We have studied the propagation of surface plasmon waves along multiwalled carbon nanotube with gold core. We have modeled the shells of multiwalled carbon nanotube as impedance sheets with axially directed surface conductivity incorporating inter shell coupling in an integral equation approach. We have found that in low frequency regime optical interband transitions did not occur and guided waves propagated with low attenuation in an multiwalled carbon nanotube which has metallic shells. In the same frequency range the axial polarizability of a finite length multiwalled carbon nanotube has a resonant behavior due the antenna length matching effect. The shells with surface conductivity due to interband transitions suppressed guided wave propagation.

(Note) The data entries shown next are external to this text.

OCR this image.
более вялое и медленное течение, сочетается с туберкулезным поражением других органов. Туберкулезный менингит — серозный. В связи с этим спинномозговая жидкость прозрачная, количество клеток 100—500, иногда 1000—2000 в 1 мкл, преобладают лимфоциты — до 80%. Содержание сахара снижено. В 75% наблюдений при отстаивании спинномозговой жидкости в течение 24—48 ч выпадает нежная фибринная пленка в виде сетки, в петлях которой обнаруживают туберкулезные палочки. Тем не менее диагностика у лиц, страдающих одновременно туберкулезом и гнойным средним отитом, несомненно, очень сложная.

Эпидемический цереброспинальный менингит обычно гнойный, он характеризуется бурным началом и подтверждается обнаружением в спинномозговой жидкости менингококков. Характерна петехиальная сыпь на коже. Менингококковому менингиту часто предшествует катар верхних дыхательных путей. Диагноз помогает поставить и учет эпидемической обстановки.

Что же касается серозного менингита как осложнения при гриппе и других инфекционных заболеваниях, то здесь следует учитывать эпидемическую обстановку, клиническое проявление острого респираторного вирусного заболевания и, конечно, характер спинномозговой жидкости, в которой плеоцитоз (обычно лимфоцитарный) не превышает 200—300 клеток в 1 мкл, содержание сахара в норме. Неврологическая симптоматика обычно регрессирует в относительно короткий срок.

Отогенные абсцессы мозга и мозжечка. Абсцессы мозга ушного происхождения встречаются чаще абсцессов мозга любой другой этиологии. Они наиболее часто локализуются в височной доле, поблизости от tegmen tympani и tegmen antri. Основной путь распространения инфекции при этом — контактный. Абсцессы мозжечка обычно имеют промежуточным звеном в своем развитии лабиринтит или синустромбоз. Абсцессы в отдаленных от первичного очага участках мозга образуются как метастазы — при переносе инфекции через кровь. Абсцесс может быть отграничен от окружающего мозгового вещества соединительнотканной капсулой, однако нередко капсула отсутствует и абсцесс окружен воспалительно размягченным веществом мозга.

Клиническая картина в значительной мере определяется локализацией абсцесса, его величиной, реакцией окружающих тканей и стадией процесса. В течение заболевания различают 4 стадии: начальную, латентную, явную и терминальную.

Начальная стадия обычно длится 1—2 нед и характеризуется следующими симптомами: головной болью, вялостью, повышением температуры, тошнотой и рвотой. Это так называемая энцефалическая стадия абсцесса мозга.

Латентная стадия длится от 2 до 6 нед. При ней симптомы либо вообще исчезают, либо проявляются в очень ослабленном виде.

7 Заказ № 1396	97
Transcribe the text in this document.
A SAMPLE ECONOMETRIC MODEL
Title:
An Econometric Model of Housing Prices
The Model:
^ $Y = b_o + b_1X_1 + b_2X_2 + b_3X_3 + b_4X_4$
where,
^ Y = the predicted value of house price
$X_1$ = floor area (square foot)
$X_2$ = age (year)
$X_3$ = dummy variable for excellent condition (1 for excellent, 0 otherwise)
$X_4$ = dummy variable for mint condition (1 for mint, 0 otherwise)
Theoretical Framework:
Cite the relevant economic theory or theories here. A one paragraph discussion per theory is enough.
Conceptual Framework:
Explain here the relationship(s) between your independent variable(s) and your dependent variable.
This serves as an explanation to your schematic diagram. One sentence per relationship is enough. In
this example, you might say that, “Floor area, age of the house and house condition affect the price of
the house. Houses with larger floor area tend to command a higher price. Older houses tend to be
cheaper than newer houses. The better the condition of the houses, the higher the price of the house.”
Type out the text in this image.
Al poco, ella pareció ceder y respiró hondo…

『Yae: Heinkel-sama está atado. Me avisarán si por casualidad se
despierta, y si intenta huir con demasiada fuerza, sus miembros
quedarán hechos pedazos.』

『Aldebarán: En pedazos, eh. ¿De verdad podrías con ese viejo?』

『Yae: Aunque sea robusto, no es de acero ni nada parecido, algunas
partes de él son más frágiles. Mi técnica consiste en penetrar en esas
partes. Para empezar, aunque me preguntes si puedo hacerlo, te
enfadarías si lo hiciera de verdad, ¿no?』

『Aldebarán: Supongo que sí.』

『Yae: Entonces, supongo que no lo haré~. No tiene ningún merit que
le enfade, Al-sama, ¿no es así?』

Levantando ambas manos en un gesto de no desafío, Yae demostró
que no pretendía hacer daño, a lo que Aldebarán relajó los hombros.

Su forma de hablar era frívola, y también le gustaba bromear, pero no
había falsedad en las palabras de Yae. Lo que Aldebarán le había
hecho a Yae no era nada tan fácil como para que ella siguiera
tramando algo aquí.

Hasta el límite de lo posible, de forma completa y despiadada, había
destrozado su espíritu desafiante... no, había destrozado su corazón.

Surface Plasmon wave propagation in a multiwalled carbon nanotube with gold core showed that in the near infrared and visible regime the shells behaved as lossy dielectric materials and suppressed surface wave propagation along the gold core. The electromagnetic characteristics of carbon nanotube based antennas have been examined in different frequency regime ranging from the microwave to the visible regime. Carbon nanotube has been demonstrated to play a crucial role connected electrically to planner periodic structures of single wall carbon nanotubes, carbon nanotube bundles and carbon nanotube arrays. The inter shells interaction leaded to inter shell electron tunneling or hopping. Fermi momentum of two incommensurable shells do not coincide within the first Brillouin zone and the inter shell tunneling vanished. In the presence of localized defects inter shell conduction increased and defectfree shells were managed by neglecting intershell conduction. We have used microscopic model for multiwalled carbon nanotube and radiation characteristics were determined by its waveguiding properties, the dispersion equation for guided wave propagation on an infinitely long multiwall carbon nanotube. We have found that the guided wave has strong retardation and high attenuation so that the frequency of a geometric resonance is not connected to the free space wave length but to a shorter effective wavelength that depends on the material properties. The obtained results were compared with the previously obtained results and were found in good agreement.